Три или четыре дня, за время которых «Рогатую Свинью» готовили к дальней дороге (Торбранд конунг все же дал новый парус, канаты и все снаряжение, которое никак не могло его выдать), Борглинда почти не видела Гельда. Дни, которые поначалу казались золотыми самородками, превратились в бурые тусклые камешки. Угрюмо сидя в девичьей, она целыми днями ковыряла иглой свое будущее приданое (засадить ее за это дело догадалась Стейнвёр хозяйка). Мысли вертелись вокруг одного и того же. Все-таки это Эренгерда во всем виновата! Борглинда перебирала воспоминания и убеждала себя, что по своей воле Гельд не мог на все это решиться.

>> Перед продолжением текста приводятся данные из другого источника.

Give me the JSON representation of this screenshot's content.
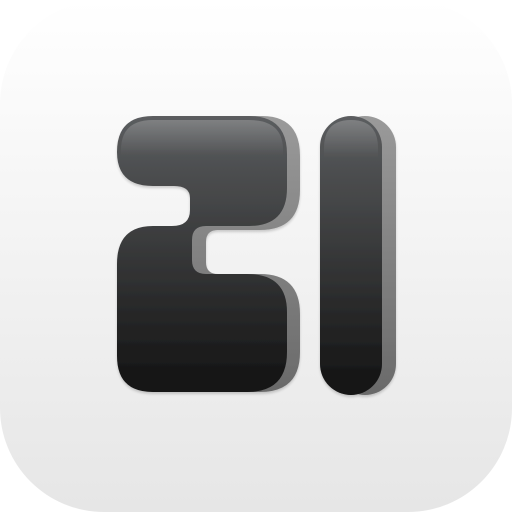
{
  "icon": {
    "semantic": "app-icon-21",
    "glyph": "21",
    "colors": {
      "tile_top": "#ffffff",
      "tile_bottom": "#e6e6e6",
      "glyph_top": "#5b5d5f",
      "glyph_bottom": "#121212",
      "glyph_side": "#787878",
      "glyph_highlight": "#8a8c8e"
    }
  }
}
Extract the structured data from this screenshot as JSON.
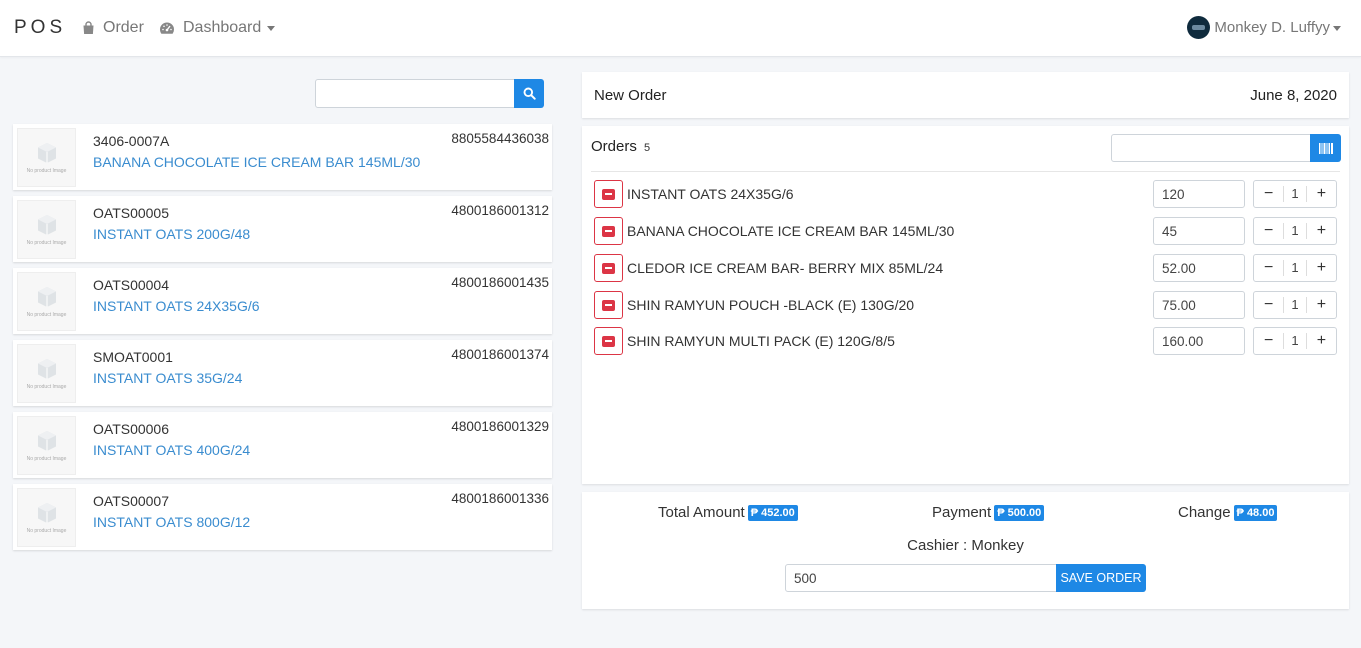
{
  "navbar": {
    "brand": "POS",
    "order_label": "Order",
    "dashboard_label": "Dashboard",
    "user_name": "Monkey D. Luffyy"
  },
  "product_search": {
    "value": "",
    "placeholder": ""
  },
  "products": [
    {
      "code": "3406-0007A",
      "name": "BANANA CHOCOLATE ICE CREAM BAR 145ML/30",
      "barcode": "8805584436038",
      "image_text": "No product Image"
    },
    {
      "code": "OATS00005",
      "name": "INSTANT OATS 200G/48",
      "barcode": "4800186001312",
      "image_text": "No product Image"
    },
    {
      "code": "OATS00004",
      "name": "INSTANT OATS 24X35G/6",
      "barcode": "4800186001435",
      "image_text": "No product Image"
    },
    {
      "code": "SMOAT0001",
      "name": "INSTANT OATS 35G/24",
      "barcode": "4800186001374",
      "image_text": "No product Image"
    },
    {
      "code": "OATS00006",
      "name": "INSTANT OATS 400G/24",
      "barcode": "4800186001329",
      "image_text": "No product Image"
    },
    {
      "code": "OATS00007",
      "name": "INSTANT OATS 800G/12",
      "barcode": "4800186001336",
      "image_text": "No product Image"
    }
  ],
  "order_header": {
    "title": "New Order",
    "date": "June 8, 2020"
  },
  "orders": {
    "label": "Orders",
    "count": "5",
    "barcode_value": "",
    "items": [
      {
        "name": "INSTANT OATS 24X35G/6",
        "price": "120",
        "qty": "1"
      },
      {
        "name": "BANANA CHOCOLATE ICE CREAM BAR 145ML/30",
        "price": "45",
        "qty": "1"
      },
      {
        "name": "CLEDOR ICE CREAM BAR- BERRY MIX 85ML/24",
        "price": "52.00",
        "qty": "1"
      },
      {
        "name": "SHIN RAMYUN POUCH -BLACK (E) 130G/20",
        "price": "75.00",
        "qty": "1"
      },
      {
        "name": "SHIN RAMYUN MULTI PACK (E) 120G/8/5",
        "price": "160.00",
        "qty": "1"
      }
    ],
    "minus_symbol": "−",
    "plus_symbol": "+"
  },
  "summary": {
    "total_label": "Total Amount",
    "total_value": "₱ 452.00",
    "payment_label": "Payment",
    "payment_value": "₱ 500.00",
    "change_label": "Change",
    "change_value": "₱ 48.00",
    "cashier": "Cashier : Monkey",
    "payment_input": "500",
    "save_label": "SAVE ORDER"
  },
  "colors": {
    "accent": "#1e88e5",
    "danger": "#dc3545",
    "link": "#3a8ccf"
  },
  "icons": {
    "order": "shopping-bag-icon",
    "dashboard": "tachometer-icon",
    "search": "search-icon",
    "barcode": "barcode-icon",
    "remove": "minus-square-icon",
    "product_image": "cube-icon"
  }
}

Совсем недавно, по пути в Аскефьорд, он сам говорил ей: «Как я могу принять сторону какого-то племени, если не знаю, откуда я сам? А вдруг я стану противником родного отца?» Он не мог забыть об этом: у него легкий нрав, но его никак не назовешь легкомысленным, он понимает других, но крепко держится собственных убеждений. В чем же дело? Почему же он взялся добывать оружие для фьяллей, попросился в дружину конунга? Из-за этой Эренгерды он забыл и Борглинду, и самого себя!

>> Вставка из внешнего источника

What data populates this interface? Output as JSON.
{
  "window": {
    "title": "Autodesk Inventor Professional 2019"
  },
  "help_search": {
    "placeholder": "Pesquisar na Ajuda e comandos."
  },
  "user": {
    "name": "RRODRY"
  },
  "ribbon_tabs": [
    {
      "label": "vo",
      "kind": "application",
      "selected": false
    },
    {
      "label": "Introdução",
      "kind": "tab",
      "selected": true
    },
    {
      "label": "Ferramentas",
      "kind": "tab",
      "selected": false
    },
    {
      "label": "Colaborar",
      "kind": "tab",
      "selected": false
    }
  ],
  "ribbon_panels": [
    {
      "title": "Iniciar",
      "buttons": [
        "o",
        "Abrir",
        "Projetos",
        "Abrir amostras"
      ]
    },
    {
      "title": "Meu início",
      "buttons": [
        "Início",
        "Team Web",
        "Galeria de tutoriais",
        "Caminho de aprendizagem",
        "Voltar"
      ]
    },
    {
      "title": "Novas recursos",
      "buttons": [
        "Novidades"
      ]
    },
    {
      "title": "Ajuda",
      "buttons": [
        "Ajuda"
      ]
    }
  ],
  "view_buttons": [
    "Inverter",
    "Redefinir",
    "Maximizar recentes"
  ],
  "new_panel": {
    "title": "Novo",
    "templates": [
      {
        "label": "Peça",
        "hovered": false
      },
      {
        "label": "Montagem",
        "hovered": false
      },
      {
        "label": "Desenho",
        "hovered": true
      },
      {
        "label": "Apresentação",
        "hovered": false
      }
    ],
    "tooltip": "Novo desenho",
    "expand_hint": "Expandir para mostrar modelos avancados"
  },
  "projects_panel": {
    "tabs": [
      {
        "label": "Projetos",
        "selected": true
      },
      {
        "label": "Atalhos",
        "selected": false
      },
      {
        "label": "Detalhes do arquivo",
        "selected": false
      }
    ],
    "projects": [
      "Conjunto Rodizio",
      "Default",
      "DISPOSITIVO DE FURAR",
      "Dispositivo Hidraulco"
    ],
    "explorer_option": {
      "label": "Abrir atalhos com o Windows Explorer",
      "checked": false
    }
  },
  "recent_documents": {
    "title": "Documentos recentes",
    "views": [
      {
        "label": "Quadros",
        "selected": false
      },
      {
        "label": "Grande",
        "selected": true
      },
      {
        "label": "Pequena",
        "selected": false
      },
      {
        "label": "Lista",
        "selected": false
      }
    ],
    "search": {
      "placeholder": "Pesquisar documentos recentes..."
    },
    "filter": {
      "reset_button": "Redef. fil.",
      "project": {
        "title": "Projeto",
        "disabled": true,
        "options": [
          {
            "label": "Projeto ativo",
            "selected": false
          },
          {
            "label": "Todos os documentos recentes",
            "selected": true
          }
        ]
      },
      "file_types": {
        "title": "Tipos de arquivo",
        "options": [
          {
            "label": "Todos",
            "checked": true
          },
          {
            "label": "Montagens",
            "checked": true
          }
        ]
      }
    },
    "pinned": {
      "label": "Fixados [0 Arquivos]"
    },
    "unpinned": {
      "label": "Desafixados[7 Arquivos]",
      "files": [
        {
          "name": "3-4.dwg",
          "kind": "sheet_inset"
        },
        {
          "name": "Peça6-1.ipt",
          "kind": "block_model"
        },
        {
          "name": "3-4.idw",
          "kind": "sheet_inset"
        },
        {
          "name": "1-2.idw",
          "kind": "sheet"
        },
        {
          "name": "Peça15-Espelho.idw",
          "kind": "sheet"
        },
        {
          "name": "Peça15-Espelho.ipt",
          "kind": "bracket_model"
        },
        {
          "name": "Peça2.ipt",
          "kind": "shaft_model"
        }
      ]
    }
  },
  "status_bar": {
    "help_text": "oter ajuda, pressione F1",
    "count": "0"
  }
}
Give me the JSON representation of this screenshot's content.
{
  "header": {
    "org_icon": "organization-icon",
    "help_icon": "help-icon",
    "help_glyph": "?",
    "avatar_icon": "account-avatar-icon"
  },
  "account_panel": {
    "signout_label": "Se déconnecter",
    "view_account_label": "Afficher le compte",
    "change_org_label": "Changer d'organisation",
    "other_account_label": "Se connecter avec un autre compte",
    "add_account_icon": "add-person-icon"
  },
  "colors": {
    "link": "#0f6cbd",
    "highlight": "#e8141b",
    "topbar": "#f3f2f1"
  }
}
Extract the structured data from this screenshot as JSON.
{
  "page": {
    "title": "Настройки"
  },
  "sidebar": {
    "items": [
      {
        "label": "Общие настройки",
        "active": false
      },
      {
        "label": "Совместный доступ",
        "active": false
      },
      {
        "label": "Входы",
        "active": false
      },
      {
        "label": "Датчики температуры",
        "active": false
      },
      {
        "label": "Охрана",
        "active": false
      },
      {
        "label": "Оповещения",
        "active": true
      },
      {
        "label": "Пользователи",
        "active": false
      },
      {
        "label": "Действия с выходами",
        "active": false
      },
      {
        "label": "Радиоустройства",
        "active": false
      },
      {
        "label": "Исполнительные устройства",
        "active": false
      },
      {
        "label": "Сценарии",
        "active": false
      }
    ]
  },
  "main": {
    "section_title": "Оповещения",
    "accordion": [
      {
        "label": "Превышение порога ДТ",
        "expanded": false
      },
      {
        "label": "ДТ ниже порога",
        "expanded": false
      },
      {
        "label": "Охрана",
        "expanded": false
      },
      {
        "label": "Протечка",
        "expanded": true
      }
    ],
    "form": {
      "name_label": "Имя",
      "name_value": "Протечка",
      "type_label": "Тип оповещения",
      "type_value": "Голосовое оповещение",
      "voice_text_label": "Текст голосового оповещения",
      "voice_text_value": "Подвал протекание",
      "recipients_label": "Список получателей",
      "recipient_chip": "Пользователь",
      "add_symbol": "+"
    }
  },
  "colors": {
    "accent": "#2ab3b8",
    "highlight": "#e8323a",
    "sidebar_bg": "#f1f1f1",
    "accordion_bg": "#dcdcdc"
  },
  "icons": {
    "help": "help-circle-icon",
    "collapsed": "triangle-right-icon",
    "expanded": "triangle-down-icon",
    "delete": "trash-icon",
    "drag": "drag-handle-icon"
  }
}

Гнетущая тоска обессилила ее, пальцы не могли поднять иголки, и по большей части Борглинда сидела неподвижно, уронив руки на смятое шитье и тупо глядя в пол. Когда в девичьей кто-то был, она для вида пыталась работать, но какое же счастье, что плодов этой работы не видела старая Йорунн! Из-за одной только рубашки, сшитой Борглиндой за эти три дня, она охотно повторила бы подвиг Тора, отрубившего Старкаду* лишние руки. Правда, у Старкада их имелось шесть или даже восемь, а у Борглинды всего две, но любая хозяйка сказала бы, что и те лишние.

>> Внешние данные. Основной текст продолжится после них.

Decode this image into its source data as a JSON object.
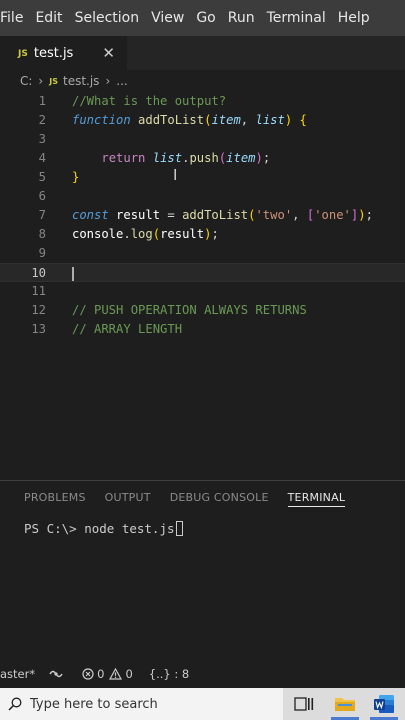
{
  "menubar": {
    "items": [
      "File",
      "Edit",
      "Selection",
      "View",
      "Go",
      "Run",
      "Terminal",
      "Help"
    ]
  },
  "tab": {
    "badge": "JS",
    "label": "test.js",
    "close": "✕"
  },
  "breadcrumb": {
    "root": "C:",
    "badge": "JS",
    "file": "test.js",
    "trail": "..."
  },
  "editor": {
    "line_numbers": [
      "1",
      "2",
      "3",
      "4",
      "5",
      "6",
      "7",
      "8",
      "9",
      "10",
      "11",
      "12",
      "13"
    ],
    "current_line": "10",
    "lines": [
      {
        "tokens": [
          {
            "t": "//What is the output?",
            "c": "c-comment"
          }
        ]
      },
      {
        "tokens": [
          {
            "t": "function",
            "c": "c-kw"
          },
          {
            "t": " ",
            "c": "c-punc"
          },
          {
            "t": "addToList",
            "c": "c-fn"
          },
          {
            "t": "(",
            "c": "c-bracket"
          },
          {
            "t": "item",
            "c": "c-param"
          },
          {
            "t": ", ",
            "c": "c-punc"
          },
          {
            "t": "list",
            "c": "c-param"
          },
          {
            "t": ")",
            "c": "c-bracket"
          },
          {
            "t": " ",
            "c": "c-punc"
          },
          {
            "t": "{",
            "c": "c-bracket"
          }
        ]
      },
      {
        "tokens": []
      },
      {
        "tokens": [
          {
            "t": "    ",
            "c": "c-punc"
          },
          {
            "t": "return",
            "c": "c-ret"
          },
          {
            "t": " ",
            "c": "c-punc"
          },
          {
            "t": "list",
            "c": "c-param"
          },
          {
            "t": ".",
            "c": "c-punc"
          },
          {
            "t": "push",
            "c": "c-fn"
          },
          {
            "t": "(",
            "c": "c-bracket2"
          },
          {
            "t": "item",
            "c": "c-param"
          },
          {
            "t": ")",
            "c": "c-bracket2"
          },
          {
            "t": ";",
            "c": "c-punc"
          }
        ]
      },
      {
        "tokens": [
          {
            "t": "}",
            "c": "c-bracket"
          }
        ]
      },
      {
        "tokens": []
      },
      {
        "tokens": [
          {
            "t": "const",
            "c": "c-kw"
          },
          {
            "t": " ",
            "c": "c-punc"
          },
          {
            "t": "result",
            "c": "c-var"
          },
          {
            "t": " = ",
            "c": "c-punc"
          },
          {
            "t": "addToList",
            "c": "c-fn"
          },
          {
            "t": "(",
            "c": "c-bracket"
          },
          {
            "t": "'two'",
            "c": "c-str"
          },
          {
            "t": ", ",
            "c": "c-punc"
          },
          {
            "t": "[",
            "c": "c-bracket2"
          },
          {
            "t": "'one'",
            "c": "c-str"
          },
          {
            "t": "]",
            "c": "c-bracket2"
          },
          {
            "t": ")",
            "c": "c-bracket"
          },
          {
            "t": ";",
            "c": "c-punc"
          }
        ]
      },
      {
        "tokens": [
          {
            "t": "console",
            "c": "c-var"
          },
          {
            "t": ".",
            "c": "c-punc"
          },
          {
            "t": "log",
            "c": "c-fn"
          },
          {
            "t": "(",
            "c": "c-bracket"
          },
          {
            "t": "result",
            "c": "c-var"
          },
          {
            "t": ")",
            "c": "c-bracket"
          },
          {
            "t": ";",
            "c": "c-punc"
          }
        ]
      },
      {
        "tokens": []
      },
      {
        "tokens": []
      },
      {
        "tokens": []
      },
      {
        "tokens": [
          {
            "t": "// PUSH OPERATION ALWAYS RETURNS",
            "c": "c-comment"
          }
        ]
      },
      {
        "tokens": [
          {
            "t": "// ARRAY LENGTH",
            "c": "c-comment"
          }
        ]
      }
    ]
  },
  "panel": {
    "tabs": [
      "PROBLEMS",
      "OUTPUT",
      "DEBUG CONSOLE",
      "TERMINAL"
    ],
    "active_tab": "TERMINAL",
    "terminal_prompt": "PS C:\\> node test.js"
  },
  "statusbar": {
    "branch": "aster*",
    "errors": "0",
    "warnings": "0",
    "lang_info": "{..} : 8"
  },
  "taskbar": {
    "search_placeholder": "Type here to search",
    "accent_color": "#4a7bd0"
  }
}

Приблизился последний вечер, который барландцам оставалось провести в Аскефьорде. Борглинда рано ушла из гридницы и даже думала лечь спать, но все не ложилась, с ужасом предчувствуя долгий, долгий, темный, угрюмый и одинокий вечер. Теперь, когда Гельду предстояло исчезнуть из ее жизни, возможность еще раз увидеть его снова представилась драгоценной. Она несколько раз вставала, намереваясь вернуться в гридницу, где раздавались звуки продолжавшегося пира, но опять садилась. Лишний раз увидеть его – мучение. Лучше покончить с этим быстрее. Может быть, он до весны не вернется, даже скорее всего. А весна – это так не скоро! Мало ли что произойдет за полгода! Он уезжал как бы навсегда. А она никогда не забудет его, и всю жизнь, сколько бы ей ни напряли норны, она будет ощущать то же тяжелое, острое, холодное отчаяние невосполнимой потери. Завтра он уедет, и для нее вовсе не настанет никакого завтра, одна холодная пустота! И пусть у нее потом будет хоть четыре мужа и восемь детей – она всегда будет любить Гельда так же сильно, как сейчас!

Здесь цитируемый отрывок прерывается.